Final Thoughts on the Bailout (I Still Don't Like It)
I sat this weekend and pondered the pending financial bailout. A number of fairly smart people who know more about Wall Street than I seem to think it a necessary evil, and this includes several folks who are nearly as libertarian as I. Is a sort of knee-jerk libertarianism preventing me from accepting a necessary step to avert economic Armageddon?
I don't think so. By the light of day on Monday morning, I still think it a bad idea.
Here is some of my thinking (to some extent my last point is the one that is most important to me -- if we want liquidity, let's put it in the right place).
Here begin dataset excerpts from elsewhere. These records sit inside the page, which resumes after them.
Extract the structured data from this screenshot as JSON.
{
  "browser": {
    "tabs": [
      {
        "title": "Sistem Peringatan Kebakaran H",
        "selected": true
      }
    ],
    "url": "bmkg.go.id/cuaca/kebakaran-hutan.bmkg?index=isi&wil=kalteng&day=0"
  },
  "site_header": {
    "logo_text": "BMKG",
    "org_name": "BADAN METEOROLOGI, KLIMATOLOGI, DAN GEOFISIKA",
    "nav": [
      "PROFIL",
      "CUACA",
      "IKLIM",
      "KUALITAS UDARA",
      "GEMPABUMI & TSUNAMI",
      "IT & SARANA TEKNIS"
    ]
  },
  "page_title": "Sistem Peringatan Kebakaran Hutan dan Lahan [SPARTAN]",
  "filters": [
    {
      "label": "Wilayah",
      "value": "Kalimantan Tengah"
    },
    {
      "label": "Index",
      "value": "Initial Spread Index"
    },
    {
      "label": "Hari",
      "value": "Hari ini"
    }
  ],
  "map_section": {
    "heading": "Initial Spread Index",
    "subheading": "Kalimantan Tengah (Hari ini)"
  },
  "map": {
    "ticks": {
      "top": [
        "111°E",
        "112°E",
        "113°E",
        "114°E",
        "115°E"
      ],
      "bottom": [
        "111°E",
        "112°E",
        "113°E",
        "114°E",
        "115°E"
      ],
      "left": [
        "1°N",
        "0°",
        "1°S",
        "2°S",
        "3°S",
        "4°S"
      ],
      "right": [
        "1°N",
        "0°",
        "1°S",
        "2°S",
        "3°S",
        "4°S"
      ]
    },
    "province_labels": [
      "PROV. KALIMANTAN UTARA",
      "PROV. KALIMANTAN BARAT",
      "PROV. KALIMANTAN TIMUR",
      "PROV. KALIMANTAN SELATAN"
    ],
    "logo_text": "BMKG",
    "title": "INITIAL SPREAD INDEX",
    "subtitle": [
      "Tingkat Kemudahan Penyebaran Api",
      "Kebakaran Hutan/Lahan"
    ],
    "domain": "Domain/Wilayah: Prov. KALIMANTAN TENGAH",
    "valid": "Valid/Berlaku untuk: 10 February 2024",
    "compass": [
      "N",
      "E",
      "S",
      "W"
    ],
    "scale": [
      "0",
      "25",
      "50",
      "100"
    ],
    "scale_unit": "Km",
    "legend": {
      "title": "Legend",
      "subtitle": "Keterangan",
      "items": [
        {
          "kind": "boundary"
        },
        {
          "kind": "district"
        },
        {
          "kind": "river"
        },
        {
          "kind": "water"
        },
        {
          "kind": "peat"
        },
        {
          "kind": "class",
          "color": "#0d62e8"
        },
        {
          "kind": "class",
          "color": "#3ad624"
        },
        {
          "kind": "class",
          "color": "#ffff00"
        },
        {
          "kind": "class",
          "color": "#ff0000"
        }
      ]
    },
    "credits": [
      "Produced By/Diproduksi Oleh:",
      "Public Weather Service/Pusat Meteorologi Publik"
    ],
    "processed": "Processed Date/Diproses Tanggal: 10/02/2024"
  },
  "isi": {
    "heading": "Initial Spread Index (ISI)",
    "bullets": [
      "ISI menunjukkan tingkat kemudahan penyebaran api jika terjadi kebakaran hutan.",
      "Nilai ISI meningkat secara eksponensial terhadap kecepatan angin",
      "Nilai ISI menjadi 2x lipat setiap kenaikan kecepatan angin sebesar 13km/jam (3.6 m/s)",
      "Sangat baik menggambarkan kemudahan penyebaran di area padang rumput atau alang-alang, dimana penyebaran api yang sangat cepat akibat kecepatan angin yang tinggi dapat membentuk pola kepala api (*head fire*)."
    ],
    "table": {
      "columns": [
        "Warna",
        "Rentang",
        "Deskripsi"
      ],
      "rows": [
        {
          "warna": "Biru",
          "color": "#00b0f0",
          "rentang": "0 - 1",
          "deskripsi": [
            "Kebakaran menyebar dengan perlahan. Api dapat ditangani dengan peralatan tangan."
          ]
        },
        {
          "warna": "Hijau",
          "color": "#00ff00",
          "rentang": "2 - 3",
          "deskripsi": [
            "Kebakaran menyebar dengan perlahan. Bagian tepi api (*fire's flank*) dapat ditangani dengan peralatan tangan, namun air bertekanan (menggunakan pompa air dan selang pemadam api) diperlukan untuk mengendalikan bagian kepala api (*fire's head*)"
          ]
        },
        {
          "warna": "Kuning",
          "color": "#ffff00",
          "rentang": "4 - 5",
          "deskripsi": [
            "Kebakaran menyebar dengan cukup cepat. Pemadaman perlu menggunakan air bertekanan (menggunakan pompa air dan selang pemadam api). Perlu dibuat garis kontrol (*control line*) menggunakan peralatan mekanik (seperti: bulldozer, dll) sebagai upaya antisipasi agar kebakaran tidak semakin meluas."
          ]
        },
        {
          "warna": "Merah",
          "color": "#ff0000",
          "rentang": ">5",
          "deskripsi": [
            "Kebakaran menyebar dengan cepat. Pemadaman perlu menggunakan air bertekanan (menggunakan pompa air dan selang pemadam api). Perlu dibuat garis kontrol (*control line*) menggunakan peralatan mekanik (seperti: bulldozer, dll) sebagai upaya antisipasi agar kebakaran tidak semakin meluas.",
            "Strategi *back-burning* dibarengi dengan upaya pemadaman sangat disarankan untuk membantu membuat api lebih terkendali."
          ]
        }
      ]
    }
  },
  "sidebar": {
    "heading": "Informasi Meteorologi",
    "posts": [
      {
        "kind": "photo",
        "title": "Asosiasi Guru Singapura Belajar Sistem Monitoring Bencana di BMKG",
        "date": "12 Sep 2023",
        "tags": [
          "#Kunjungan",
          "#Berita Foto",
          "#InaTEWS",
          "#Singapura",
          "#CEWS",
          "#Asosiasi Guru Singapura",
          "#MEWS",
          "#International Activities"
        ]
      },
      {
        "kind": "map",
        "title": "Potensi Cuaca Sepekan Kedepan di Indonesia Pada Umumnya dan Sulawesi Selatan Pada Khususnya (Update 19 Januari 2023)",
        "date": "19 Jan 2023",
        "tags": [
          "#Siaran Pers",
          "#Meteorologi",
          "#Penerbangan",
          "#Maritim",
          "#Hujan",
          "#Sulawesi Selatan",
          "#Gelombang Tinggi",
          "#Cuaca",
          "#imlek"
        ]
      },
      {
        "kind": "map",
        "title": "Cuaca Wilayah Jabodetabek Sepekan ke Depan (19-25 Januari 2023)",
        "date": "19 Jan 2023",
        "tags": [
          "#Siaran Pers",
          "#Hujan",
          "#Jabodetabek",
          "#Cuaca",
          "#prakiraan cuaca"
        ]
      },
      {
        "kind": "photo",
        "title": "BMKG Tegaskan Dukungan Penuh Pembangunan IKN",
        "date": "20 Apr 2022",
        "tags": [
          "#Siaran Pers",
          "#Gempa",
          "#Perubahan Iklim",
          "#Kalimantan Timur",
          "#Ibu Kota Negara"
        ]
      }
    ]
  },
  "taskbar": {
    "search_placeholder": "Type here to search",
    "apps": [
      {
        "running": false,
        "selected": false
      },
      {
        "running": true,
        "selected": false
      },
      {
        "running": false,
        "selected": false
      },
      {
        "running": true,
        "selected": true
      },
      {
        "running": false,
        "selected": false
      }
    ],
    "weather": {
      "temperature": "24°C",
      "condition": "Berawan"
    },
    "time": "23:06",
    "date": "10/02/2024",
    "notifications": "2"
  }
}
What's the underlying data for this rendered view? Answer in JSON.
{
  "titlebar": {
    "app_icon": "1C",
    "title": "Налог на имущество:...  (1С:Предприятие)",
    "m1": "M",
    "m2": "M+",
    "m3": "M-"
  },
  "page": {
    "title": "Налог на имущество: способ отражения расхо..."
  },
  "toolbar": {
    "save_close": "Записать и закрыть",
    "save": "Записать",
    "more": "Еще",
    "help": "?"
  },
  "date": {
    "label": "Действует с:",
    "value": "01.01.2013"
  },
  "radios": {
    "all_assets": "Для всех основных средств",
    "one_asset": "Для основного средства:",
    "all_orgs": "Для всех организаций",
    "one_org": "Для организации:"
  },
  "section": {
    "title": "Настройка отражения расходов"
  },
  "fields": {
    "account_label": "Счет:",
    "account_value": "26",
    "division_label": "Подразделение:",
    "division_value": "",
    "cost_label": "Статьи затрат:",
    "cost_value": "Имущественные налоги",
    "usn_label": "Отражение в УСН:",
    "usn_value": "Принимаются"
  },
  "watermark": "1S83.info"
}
- I am tired of businesses heading to the government bailout trough and arguing that the continued functioning not only of their industry, but of all the existing players in their industry, is critical to the health of the US economy and thus requires some sort of government subsidy/bailout/protection. Coyote's first law of rent-seeking is that companies will always claim that failure of their business will have a disproportionately negative effect on the economy. Coyote's first corollary to this law is that Congress usually accepts this argument at the exact point in time when it is no longer true.
- This bailout is even more grotesque than a normal industrial bailout. GM can be said to have honestly tried to make the right cars, and just failed. I don't like bailing them out, because I don't particularly like diverting capital into the hands of organizations that are proven failures at using capital well. But the financial investors that we are bailing out today knew they were taking a lot of risk by purchasing risky securities and then leveraging them up on their balance sheets. They lived high for years off of the fat returns for taking this risk, arrogantly explaining that they made lots of money because they were smarter than everyone else and because they were being rewarded for taking on risk. But then they come running to the government when the returns on their risky securities turned south, which just makes me sick. They were paid for taking this risk, so take it. I am sorry that you have no cushion because all those earlier returns are already spent on Maserati's for your mistresses, but that is what chapter 7 is for.
- As many as 300,000 small businesses go bankrupt every year (this number is very, very hard to pin down, as it is hard to separate personal from business bankruptcy with small business). Something like 299,998 of them do not get bailed out by the feds. Why do the other 2 get special treatment vs. other US taxpayers? Because they are better at lobbying Washington that they are essential?
- Yes, the government created the Alt-A and sub-prime mortgage markets,and caused them to flourish via Fannie and Freddie aggressively asking for and buying these loans. And the feds, via tax policy, and local governments, via zoning, helped pump up the housing bubble. But nothing forced private companies, particularly highly leveraged institutions like banks, to load up their balance sheets with these things, or, crazily, to write insurance policies on their value. Libertarians want to use these government interventions as an excuse for the bailout, but it doesn't wash. I do think many banks reasonably have lawsuit material against ratings agencies Moodys and S&P, which is fine. I think new blood in that business would be a very good thing.
- The total market capitalization of traded equities of public corporations on NYSE and NASDAQ is between $15 and $20 trillion. That means that the first $150 billion of the bailout is equivalent to about a 1% price move on the exchanges, something that occurs almost every day. Have we really close-coupled everything so tightly that a cumulative balance sheet hole on the order of magnitude of a 1% move on the stock market can bring down the whole financial system? If so, we should just let the whole thing come down and rebuild itself in a more robust form.
- Wall Streeters pat themselves on the back all the time for how creative they are financially. So get creative here. Create some sort of new entity and have banks contribute toxic mortgages into the entity in exchange for equity. Find some pension funds to invest in the new entity at a deep discount.
- These banks, who are experts in this stuff, claim they cannot value these failing, complex, illiquid mortgage packages. OK, that may be true. But how is the government possibly going to do any better? Such a situation cannot possibly end well for the taxpayers.
- I saw folks writing in fear last week that the commercial paper market might dry up. The commercial paper market dries up all the time. It comes back eventually. People treat lending markets like they are charities or something, and they fear that lenders will give up and never come back. But they are not charities. They serve just as much of a purpose for lenders and for borrowers. Businesses and folks with capital need to make money on short term cash. They are not going to stop lending forever. Even capital markets dry up from time to time. The IPO market has disappeared several times, including several years in the post-Internet-bubble period. The junk bond market comes and goes.
- What is the government really worried about? I presume that they are worried that liquidity will dry up and the ability of main street businesses to borrow will be impaired. OK, then save the freaking $700 billion and if main street starts to have trouble borrowing, have the government participate somehow in that lending market. Buy corporate bond issues, and/or increase the limit on SBA loan guarantees by a $100 billion (this latter would allow a million new $100,000 SBA loans, and would actually generate money now in guarantee fees and only potentially cost money much later if the loans fail). This way, we are investing liquidity in successful companies trying to grow rather than in failing banks that got us all into this. Let's invest in success rather than in failure.